Tata is now back at her old school. No sooner did she get there than she created a scene: the Young Pioneers were playing the traditional skittle game, gorodki, where you knock apart formations of wooden pegs. The Pioneer leader had suggested that instead of the traditional shapes like cannons and forks, they lay out the pegs in the shape of granaries and factories—then their game would be more in tune with the spirit of the age.

This sent Tata into a frenzy of righteous indignation. She wrote a denunciation to the headmaster complaining that the Pioneer leader was guilty of encouraging sabotage and was planning to destroy Soviet enterprises by knocking them apart with sticks.

Galina told me the whole thing as if it were a joke. The headmaster turned out to have a head on his shoulders and told Tata not to be a fool, and the Pioneer leader didn’t get into trouble. But I was stunned to hear the story. It seems that Galina has no idea what a little monster she has raised.

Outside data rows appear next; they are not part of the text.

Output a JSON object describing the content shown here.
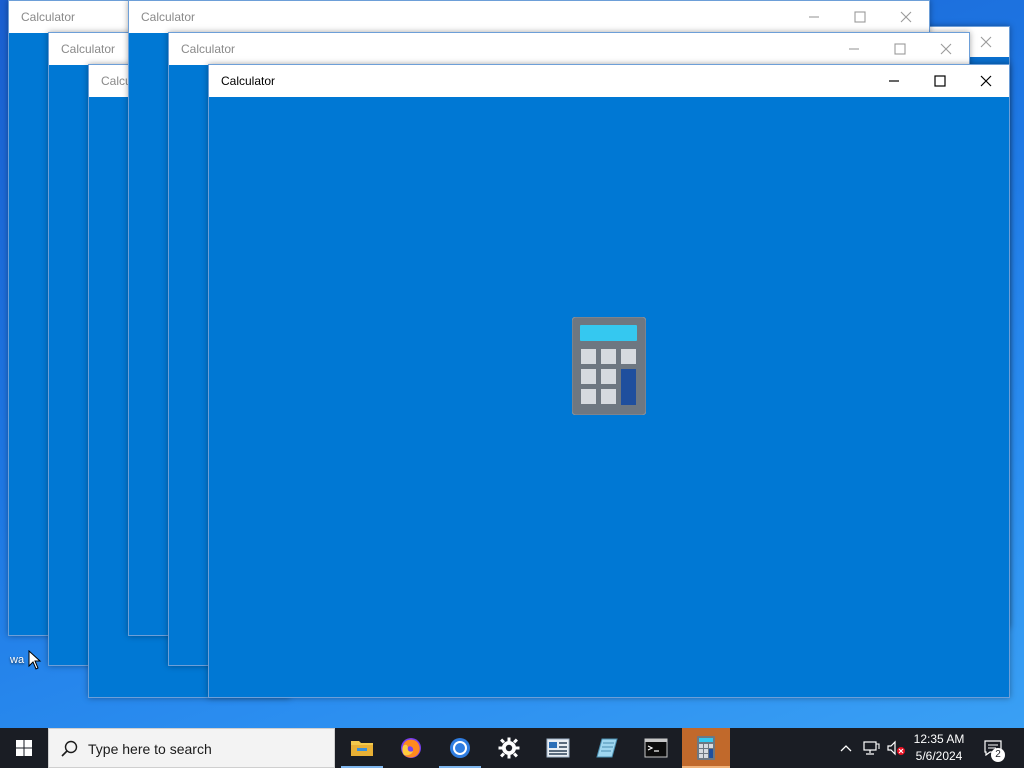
{
  "desktop": {
    "icon_label": "wa"
  },
  "windows": [
    {
      "id": "w1",
      "title": "Calculator"
    },
    {
      "id": "w2",
      "title": "Calculator"
    },
    {
      "id": "w3",
      "title": "Calculator"
    },
    {
      "id": "w4",
      "title": "Calculator"
    },
    {
      "id": "w5",
      "title": "Calculator"
    },
    {
      "id": "w6",
      "title": "Calculator"
    }
  ],
  "active_window": {
    "title": "Calculator",
    "splash_icon": "calculator-icon"
  },
  "taskbar": {
    "search_placeholder": "Type here to search",
    "apps": [
      {
        "name": "file-explorer-icon"
      },
      {
        "name": "firefox-icon"
      },
      {
        "name": "chrome-icon"
      },
      {
        "name": "settings-icon"
      },
      {
        "name": "news-icon"
      },
      {
        "name": "notepad-icon"
      },
      {
        "name": "terminal-icon"
      },
      {
        "name": "calculator-icon",
        "active": true
      }
    ],
    "clock": {
      "time": "12:35 AM",
      "date": "5/6/2024"
    },
    "notification_count": "2"
  },
  "colors": {
    "window_body": "#0078d4",
    "taskbar": "#1a1d24",
    "active_app": "#c1692b"
  }
}
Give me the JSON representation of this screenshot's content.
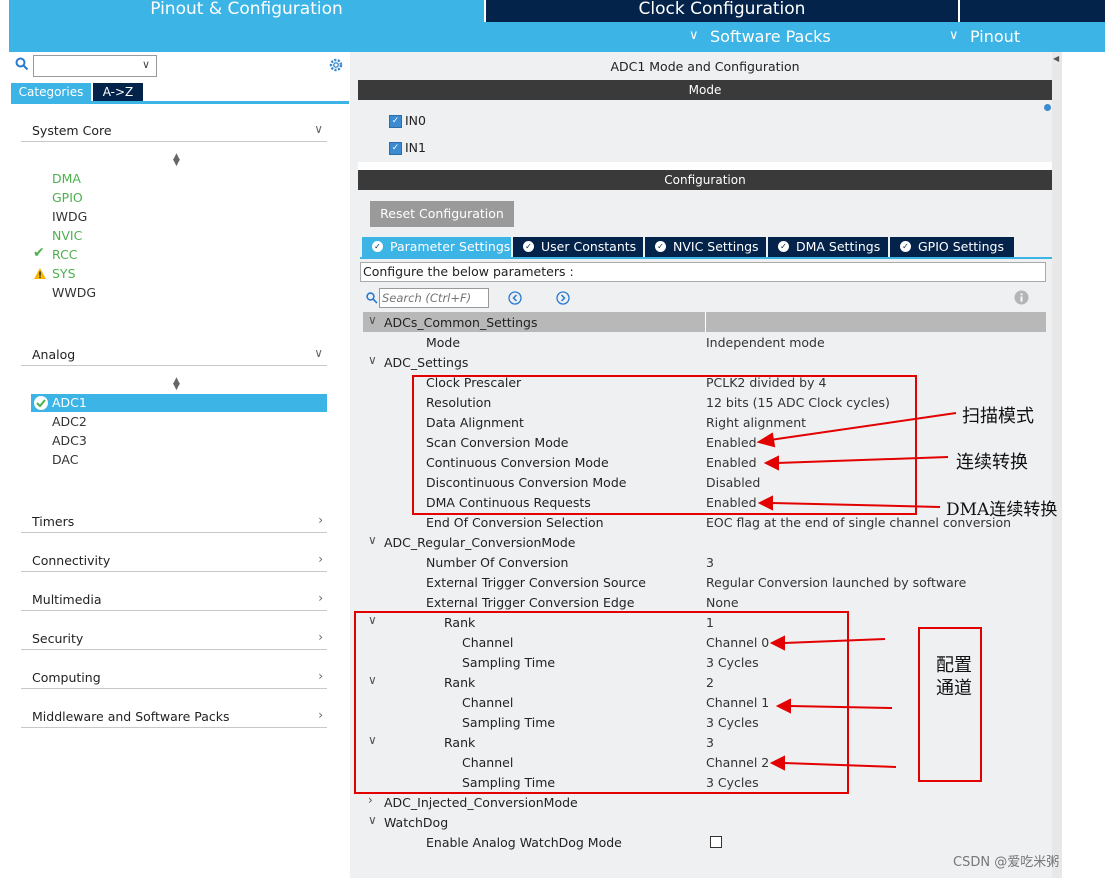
{
  "top_tabs": {
    "pinout": "Pinout & Configuration",
    "clock": "Clock Configuration"
  },
  "sub_menu": {
    "software_packs": "Software Packs",
    "pinout": "Pinout"
  },
  "left": {
    "tabs": {
      "categories": "Categories",
      "az": "A->Z"
    },
    "system_core": {
      "label": "System Core",
      "items": [
        "DMA",
        "GPIO",
        "IWDG",
        "NVIC",
        "RCC",
        "SYS",
        "WWDG"
      ]
    },
    "analog": {
      "label": "Analog",
      "items": [
        "ADC1",
        "ADC2",
        "ADC3",
        "DAC"
      ]
    },
    "groups": [
      "Timers",
      "Connectivity",
      "Multimedia",
      "Security",
      "Computing",
      "Middleware and Software Packs"
    ]
  },
  "right": {
    "title": "ADC1 Mode and Configuration",
    "mode_header": "Mode",
    "mode_items": [
      "IN0",
      "IN1"
    ],
    "config_header": "Configuration",
    "reset_button": "Reset Configuration",
    "tabs": [
      "Parameter Settings",
      "User Constants",
      "NVIC Settings",
      "DMA Settings",
      "GPIO Settings"
    ],
    "configure_text": "Configure the below parameters :",
    "search_placeholder": "Search (Ctrl+F)",
    "params": [
      {
        "k": "ADCs_Common_Settings",
        "v": ""
      },
      {
        "k": "Mode",
        "v": "Independent mode"
      },
      {
        "k": "ADC_Settings",
        "v": ""
      },
      {
        "k": "Clock Prescaler",
        "v": "PCLK2 divided by 4"
      },
      {
        "k": "Resolution",
        "v": "12 bits (15 ADC Clock cycles)"
      },
      {
        "k": "Data Alignment",
        "v": "Right alignment"
      },
      {
        "k": "Scan Conversion Mode",
        "v": "Enabled"
      },
      {
        "k": "Continuous Conversion Mode",
        "v": "Enabled"
      },
      {
        "k": "Discontinuous Conversion Mode",
        "v": "Disabled"
      },
      {
        "k": "DMA Continuous Requests",
        "v": "Enabled"
      },
      {
        "k": "End Of Conversion Selection",
        "v": "EOC flag at the end of single channel conversion"
      },
      {
        "k": "ADC_Regular_ConversionMode",
        "v": ""
      },
      {
        "k": "Number Of Conversion",
        "v": "3"
      },
      {
        "k": "External Trigger Conversion Source",
        "v": "Regular Conversion launched by software"
      },
      {
        "k": "External Trigger Conversion Edge",
        "v": "None"
      },
      {
        "k": "Rank",
        "v": "1"
      },
      {
        "k": "Channel",
        "v": "Channel 0"
      },
      {
        "k": "Sampling Time",
        "v": "3 Cycles"
      },
      {
        "k": "Rank",
        "v": "2"
      },
      {
        "k": "Channel",
        "v": "Channel 1"
      },
      {
        "k": "Sampling Time",
        "v": "3 Cycles"
      },
      {
        "k": "Rank",
        "v": "3"
      },
      {
        "k": "Channel",
        "v": "Channel 2"
      },
      {
        "k": "Sampling Time",
        "v": "3 Cycles"
      },
      {
        "k": "ADC_Injected_ConversionMode",
        "v": ""
      },
      {
        "k": "WatchDog",
        "v": ""
      },
      {
        "k": "Enable Analog WatchDog Mode",
        "v": ""
      }
    ]
  },
  "annotations": {
    "scan": "扫描模式",
    "continuous": "连续转换",
    "dma": "DMA连续转换",
    "channels_l1": "配置",
    "channels_l2": "通道"
  },
  "watermark": "CSDN @爱吃米粥",
  "colors": {
    "accent_blue": "#3cb4e6",
    "dark_navy": "#03234b",
    "annotation_red": "#e30000",
    "enabled_green": "#4db04f",
    "warning_yellow": "#f5b800"
  }
}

I can’t bear to be around Galina now. Her eyes, which I once thought of as honey-colored, now seem to me the color of engine oil. But I still don’t have the heart to dismiss her. She has always shown kindness to me, and I couldn’t repay this kindness with rank ingratitude.

All my castles in the air have come tumbling down, my life is in disarray, and I am living each day as it comes. My contract with United Press is coming to an end, I have no money saved up, I have not managed to get an interview with Stalin, and I have no idea what will happen to me next.

I know only one thing: I live from one driving lesson to the next. I’m prepared to spend hours rummaging under a radiator hood or steering a car between empty buckets or even pushing the Ford we use for training when it gets bogged down in the autumn mud. All this just to be next to Nina, to gallantly offer her a screwdriver or go trailing behind her with a spare wheel.